Since logistic regression is a classification method, we may compare classification performance of the regular and group-regularized elastic net. To avoid overestimation of performance we would like to use an indepenent data set to calculate the performance measures on. The simplest way of accomplishing this is by randomly splitting the data set in two parts, one for estimation and one for classification performance evaluation. But since we have a limited number of patients, splitting them in half would leave us with a very small dataset for estimation. With such a small data set we run the risk of bad estimators for the model. To avoid this we use cross-validation to estimate performance. Using cross-validation, we will still slightly overestimate performance, but since we are comparing two methods, we expect that this cancels out in the comparison.
The gren
package contains a convenience function for performance cross-validation: cv.gren
. This function is generally faster than naive cross-validation. An important extra argument is fix.lambda
. If it is set to TRUE
, the global lambda is fixed throughout the cross-validation iterations, which saves time, but slightly increases overestimation of performance. We compare with the regular elastic net by setting compare=TRUE
. To make the comparison fair, we select the same number of features using psel=50
.
Otherwise the following code estimates the performance by cross-validation (may take a few minutes to run):
set.seed(3)
fitCvgrenCol <- cv.gren(x=mirColScaled, y=respCol, alpha=0.5,
partitions=list(expression=mirExpr),
unpenalized=unpenCol, psel=50, nfolds.out=10)
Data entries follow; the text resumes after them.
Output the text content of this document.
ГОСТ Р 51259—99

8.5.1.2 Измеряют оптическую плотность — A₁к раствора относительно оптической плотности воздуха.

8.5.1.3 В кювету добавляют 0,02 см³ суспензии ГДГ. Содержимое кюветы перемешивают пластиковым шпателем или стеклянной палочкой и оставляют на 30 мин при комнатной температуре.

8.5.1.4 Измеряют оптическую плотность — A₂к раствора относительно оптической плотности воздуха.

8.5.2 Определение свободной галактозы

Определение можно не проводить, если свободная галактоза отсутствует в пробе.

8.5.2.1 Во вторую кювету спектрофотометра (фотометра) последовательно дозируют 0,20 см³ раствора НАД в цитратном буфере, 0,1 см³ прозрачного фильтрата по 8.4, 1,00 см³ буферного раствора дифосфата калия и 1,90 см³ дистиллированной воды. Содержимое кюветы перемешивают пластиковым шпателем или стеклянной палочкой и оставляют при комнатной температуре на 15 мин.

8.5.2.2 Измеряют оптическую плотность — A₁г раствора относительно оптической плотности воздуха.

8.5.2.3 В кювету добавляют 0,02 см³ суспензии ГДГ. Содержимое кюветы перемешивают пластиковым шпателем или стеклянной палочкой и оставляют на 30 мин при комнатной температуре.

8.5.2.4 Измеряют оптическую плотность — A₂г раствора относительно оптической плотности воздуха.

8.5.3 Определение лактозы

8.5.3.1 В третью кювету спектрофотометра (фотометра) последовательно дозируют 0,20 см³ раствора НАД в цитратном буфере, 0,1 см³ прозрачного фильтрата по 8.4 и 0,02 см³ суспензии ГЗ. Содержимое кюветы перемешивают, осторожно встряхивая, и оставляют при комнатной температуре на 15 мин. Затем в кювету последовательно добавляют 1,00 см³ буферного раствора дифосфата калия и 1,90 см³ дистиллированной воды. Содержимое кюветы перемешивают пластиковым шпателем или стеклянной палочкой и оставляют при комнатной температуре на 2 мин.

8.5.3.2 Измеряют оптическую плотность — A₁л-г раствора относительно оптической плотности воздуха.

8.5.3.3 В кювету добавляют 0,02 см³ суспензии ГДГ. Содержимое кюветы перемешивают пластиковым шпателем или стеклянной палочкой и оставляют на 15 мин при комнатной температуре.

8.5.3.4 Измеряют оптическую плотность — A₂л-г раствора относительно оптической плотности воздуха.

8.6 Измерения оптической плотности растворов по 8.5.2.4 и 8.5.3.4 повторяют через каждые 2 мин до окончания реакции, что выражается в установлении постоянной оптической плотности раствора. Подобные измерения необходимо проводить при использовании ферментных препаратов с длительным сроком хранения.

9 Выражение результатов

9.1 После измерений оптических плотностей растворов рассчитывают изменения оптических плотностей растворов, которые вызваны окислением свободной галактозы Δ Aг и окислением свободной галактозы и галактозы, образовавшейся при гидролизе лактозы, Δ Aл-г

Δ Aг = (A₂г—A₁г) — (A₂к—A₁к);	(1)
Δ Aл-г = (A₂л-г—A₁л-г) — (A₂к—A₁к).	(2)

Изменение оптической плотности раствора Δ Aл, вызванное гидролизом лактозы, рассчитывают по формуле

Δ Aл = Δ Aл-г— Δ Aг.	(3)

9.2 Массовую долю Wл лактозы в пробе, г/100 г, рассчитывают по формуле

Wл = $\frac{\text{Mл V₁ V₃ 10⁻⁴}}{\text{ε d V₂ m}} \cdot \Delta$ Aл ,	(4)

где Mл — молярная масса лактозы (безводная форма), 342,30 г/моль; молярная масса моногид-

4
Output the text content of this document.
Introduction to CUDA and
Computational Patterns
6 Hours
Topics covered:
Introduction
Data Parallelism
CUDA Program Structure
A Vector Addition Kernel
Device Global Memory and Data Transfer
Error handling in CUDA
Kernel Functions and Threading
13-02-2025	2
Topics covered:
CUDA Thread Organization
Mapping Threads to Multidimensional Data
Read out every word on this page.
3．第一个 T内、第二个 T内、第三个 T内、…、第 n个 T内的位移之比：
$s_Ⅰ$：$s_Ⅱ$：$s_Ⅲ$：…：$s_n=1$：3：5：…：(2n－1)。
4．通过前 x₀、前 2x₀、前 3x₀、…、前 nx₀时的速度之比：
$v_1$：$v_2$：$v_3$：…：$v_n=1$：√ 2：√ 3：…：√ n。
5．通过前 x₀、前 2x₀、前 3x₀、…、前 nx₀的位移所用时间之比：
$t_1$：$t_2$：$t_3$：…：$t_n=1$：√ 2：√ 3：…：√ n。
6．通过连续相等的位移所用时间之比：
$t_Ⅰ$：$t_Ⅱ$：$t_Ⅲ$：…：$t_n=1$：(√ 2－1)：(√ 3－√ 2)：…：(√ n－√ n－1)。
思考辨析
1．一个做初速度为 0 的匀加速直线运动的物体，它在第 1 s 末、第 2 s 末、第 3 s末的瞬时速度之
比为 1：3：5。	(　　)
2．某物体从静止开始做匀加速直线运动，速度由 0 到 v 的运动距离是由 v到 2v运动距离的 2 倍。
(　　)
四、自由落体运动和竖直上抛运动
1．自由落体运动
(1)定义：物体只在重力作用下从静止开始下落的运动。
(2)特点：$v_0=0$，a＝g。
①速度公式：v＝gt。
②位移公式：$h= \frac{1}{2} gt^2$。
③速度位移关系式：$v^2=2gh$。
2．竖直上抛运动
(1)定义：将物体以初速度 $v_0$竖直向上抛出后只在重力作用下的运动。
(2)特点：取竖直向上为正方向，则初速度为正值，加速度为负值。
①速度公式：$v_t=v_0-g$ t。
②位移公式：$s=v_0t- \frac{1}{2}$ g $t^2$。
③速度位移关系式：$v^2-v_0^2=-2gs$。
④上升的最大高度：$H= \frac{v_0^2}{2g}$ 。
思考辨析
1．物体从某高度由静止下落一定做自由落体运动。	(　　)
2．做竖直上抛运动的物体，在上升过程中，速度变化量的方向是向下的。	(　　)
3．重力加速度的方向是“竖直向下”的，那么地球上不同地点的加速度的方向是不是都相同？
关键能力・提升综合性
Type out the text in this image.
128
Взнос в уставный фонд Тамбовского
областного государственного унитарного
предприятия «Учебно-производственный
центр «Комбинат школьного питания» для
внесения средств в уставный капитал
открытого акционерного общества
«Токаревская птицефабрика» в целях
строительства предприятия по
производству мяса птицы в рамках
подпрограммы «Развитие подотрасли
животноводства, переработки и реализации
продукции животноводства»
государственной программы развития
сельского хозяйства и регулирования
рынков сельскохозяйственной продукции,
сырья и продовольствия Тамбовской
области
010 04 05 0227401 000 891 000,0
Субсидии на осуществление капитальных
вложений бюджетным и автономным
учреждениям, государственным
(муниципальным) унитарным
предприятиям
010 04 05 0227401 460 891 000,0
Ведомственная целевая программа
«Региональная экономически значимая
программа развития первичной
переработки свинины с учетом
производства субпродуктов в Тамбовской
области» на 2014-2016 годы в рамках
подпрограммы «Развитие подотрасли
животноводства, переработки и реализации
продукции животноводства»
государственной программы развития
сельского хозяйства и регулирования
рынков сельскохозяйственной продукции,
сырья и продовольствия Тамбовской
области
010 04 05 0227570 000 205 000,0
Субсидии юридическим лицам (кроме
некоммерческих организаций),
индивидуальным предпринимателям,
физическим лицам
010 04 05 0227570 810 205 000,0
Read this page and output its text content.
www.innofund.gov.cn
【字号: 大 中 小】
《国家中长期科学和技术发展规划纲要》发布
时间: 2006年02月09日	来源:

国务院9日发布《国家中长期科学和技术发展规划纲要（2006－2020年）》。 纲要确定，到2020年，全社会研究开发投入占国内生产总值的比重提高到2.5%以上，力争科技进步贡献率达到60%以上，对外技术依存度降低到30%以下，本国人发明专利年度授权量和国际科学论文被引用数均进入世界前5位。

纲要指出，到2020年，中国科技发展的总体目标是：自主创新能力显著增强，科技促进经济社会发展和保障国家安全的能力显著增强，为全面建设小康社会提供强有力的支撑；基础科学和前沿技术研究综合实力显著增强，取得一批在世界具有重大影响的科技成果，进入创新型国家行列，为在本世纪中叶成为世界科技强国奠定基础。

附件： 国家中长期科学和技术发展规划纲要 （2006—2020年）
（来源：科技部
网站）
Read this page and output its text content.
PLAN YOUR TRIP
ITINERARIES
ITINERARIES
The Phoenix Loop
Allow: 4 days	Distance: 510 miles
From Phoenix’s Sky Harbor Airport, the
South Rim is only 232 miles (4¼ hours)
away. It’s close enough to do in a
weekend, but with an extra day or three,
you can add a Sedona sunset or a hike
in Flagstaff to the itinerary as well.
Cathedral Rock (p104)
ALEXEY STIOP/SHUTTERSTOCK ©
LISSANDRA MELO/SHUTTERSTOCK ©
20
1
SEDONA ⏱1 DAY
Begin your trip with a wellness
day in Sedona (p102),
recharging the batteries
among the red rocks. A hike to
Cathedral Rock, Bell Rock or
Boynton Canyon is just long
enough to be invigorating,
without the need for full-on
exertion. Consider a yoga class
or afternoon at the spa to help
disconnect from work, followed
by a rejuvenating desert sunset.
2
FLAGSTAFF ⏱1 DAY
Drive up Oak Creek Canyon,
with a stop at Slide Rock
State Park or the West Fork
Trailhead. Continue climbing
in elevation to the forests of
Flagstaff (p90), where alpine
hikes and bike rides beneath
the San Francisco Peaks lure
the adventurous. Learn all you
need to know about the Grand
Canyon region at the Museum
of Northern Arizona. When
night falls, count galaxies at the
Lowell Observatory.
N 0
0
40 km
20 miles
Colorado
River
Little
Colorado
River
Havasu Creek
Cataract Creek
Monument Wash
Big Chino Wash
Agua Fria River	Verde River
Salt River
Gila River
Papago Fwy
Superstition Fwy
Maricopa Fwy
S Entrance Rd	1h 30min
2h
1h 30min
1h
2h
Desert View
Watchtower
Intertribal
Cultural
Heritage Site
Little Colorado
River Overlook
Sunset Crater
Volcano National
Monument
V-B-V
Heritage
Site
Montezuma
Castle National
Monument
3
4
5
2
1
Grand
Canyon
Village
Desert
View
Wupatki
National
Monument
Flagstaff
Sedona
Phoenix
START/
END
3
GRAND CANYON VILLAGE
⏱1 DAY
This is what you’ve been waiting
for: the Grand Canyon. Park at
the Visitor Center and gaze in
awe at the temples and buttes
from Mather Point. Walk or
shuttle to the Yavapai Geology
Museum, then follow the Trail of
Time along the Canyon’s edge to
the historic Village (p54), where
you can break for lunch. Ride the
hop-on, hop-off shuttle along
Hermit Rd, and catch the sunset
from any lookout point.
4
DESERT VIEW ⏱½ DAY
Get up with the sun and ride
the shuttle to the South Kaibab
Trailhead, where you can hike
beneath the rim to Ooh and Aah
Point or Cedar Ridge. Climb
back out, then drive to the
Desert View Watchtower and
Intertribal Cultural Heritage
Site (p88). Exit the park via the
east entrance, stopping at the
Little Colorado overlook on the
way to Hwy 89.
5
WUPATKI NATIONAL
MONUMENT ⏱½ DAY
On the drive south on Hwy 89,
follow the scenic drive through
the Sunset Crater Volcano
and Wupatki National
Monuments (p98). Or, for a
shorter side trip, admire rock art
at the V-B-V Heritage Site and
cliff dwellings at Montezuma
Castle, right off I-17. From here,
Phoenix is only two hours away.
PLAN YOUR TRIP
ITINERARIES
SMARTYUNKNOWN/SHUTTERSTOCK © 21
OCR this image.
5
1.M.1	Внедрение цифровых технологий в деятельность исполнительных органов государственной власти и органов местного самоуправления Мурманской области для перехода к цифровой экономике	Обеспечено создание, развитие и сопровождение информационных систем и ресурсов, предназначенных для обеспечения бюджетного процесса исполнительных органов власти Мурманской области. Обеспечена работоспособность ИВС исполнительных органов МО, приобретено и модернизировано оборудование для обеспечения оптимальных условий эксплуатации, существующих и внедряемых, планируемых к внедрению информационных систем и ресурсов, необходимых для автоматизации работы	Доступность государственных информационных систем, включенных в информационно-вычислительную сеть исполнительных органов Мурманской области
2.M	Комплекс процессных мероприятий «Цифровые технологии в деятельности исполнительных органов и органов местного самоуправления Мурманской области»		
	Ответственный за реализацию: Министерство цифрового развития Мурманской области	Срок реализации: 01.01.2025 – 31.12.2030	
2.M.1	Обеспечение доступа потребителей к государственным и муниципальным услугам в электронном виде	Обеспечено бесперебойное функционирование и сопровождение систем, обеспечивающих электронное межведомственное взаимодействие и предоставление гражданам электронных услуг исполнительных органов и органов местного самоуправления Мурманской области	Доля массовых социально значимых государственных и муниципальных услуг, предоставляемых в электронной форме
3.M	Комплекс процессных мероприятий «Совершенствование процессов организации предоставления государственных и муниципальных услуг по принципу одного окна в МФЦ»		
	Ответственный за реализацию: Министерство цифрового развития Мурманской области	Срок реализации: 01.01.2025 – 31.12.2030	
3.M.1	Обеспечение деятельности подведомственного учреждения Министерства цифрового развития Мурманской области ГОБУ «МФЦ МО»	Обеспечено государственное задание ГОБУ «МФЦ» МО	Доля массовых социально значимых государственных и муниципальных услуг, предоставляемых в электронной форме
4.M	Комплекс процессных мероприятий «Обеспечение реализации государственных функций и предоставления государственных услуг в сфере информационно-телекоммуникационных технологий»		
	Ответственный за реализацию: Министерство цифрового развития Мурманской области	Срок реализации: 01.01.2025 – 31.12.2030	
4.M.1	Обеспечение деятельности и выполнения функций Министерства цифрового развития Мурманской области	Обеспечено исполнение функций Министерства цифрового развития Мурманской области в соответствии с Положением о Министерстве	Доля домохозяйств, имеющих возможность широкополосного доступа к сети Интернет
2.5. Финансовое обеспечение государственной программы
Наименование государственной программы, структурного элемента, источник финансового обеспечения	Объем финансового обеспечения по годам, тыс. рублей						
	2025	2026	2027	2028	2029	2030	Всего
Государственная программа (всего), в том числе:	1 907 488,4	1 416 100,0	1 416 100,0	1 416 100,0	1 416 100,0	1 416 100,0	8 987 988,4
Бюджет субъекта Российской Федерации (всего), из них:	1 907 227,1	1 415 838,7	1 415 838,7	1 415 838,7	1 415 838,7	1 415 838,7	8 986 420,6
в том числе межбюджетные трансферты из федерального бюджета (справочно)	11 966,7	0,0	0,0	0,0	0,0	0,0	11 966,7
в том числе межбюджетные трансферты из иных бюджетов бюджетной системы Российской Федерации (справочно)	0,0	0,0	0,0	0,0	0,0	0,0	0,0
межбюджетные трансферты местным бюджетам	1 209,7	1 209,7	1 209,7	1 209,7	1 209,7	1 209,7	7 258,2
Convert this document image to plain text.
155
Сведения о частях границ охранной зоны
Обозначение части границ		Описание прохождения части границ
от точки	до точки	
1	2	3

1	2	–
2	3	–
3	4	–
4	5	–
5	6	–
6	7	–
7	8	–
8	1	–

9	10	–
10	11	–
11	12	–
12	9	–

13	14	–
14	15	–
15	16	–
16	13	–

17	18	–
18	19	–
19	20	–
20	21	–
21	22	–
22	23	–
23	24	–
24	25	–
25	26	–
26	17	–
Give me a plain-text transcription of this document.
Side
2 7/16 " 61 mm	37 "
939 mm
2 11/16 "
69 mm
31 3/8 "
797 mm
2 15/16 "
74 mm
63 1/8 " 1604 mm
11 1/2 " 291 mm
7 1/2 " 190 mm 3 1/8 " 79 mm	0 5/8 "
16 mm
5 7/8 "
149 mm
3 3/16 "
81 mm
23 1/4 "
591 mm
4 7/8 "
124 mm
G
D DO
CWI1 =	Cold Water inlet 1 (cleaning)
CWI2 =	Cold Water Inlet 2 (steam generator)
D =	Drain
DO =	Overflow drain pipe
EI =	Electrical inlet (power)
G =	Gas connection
Due to time constraints, we used 10-fold cross-validation to estimate performance by setting nfolds.out=10
. It is of course possible to use more folds by changing this value.
To assess predictive performance we compare the ROCs of the group-regularized elastic net with the regular elastic net.
## comparing ROCs for group-regularized and regular elastic net
par(pty="s")
plot(pROC::roc(respCol, as.numeric(fitCvgrenCol$groupreg$pred)), print.auc=TRUE,
print.auc.x=0.3, print.auc.y=0.2)
plot(pROC::roc(respCol, as.numeric(fitCvgrenCol$regular$pred)), add=TRUE, col=2,
print.auc=TRUE, print.auc.x=0.3, print.auc.y=0.1)
legend("topleft", legend=c("Group-regularized", "Regular"), col=c(1:2), lty=1)
par(pty="m")
QUESTION Do you think that the inclusion of the co-data helped with predictive performance here?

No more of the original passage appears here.